Stanford Business Alumni Enlisted in Supply Chain Study

IP breaches can cause big problems. Stanford is studying how investing in sustainable supply chains may help the bottom line Photograph by Getty Images

Researchers at Stanford University’s Graduate School of Business are enlisting the help of alumni to show companies how investing in sustainable supply chains may help the bottom line.

The researchers’ argument goes like this: Companies ranging from Nike to Apple suffer when their intellectual property is compromised, and IP breaches are prone to happen in vulnerable supply chains. Contractors and subcontractors have been known to sell trade secrets, infringe patents, and contribute to the production of counterfeit goods, according to the Center for Responsible Enterprise & Trade. Fake Durex condoms, cough syrup laced with antifreeze chemicals, and counterfeit Kevlar body armor are examples of the kinds of products that may result.

When these IP breaches happen, they may have a series of economic consequences that affect big brands, the suppliers they hire, and the distributors they choose. Ultimately, retailers such as Wal-Mart Stores and Bed, Bath & Beyond may unknowingly sell those goods, says the project’s leader and Stanford GSB professor Hau Lee.

Among the questions the Stanford team is trying to answer: Is IP protection strongest when companies pick suppliers that have high standards for worker safety and the environment? Are sustainable supply chain practices associated with strong business performance?

If the team finds correlations, that may entice more companies to improve the integrity of their supply chains well before disasters such as the April 24 Rana Plaza factory collapse in Bangladesh that killed at least 1,127.

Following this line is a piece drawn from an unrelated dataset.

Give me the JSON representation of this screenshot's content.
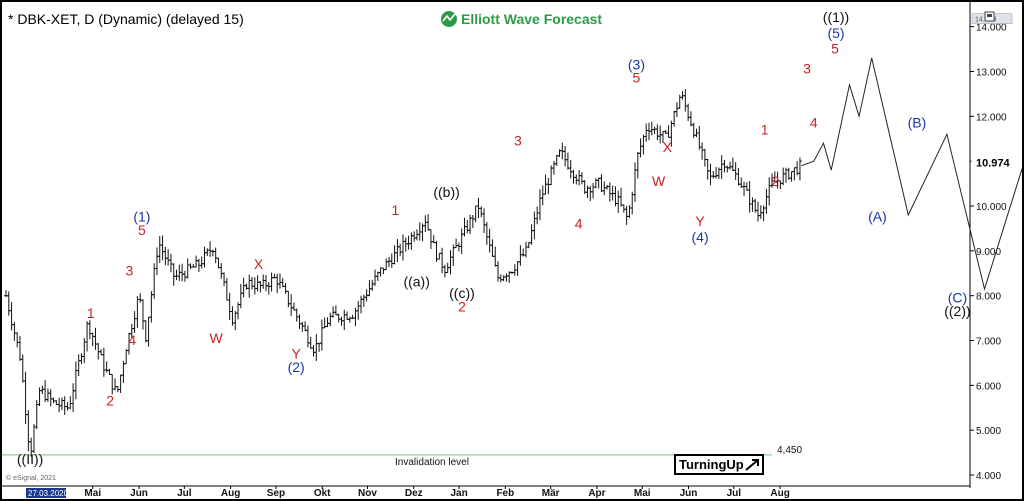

Stanford is enlisting its alumni to test the theory. It’s begun reaching out to graduates and the school’s corporate partners to participate in a research study on supply chain management. The goal is to survey executives responsible for procurement, operations, and corporate responsibility at more than 200 companies to see if the theory pans out, and potentially create a list of best practices that are region-specific.

Through “data and evidence,” Lee says, “we hope to show how a stable supply network adds to the bottom line.”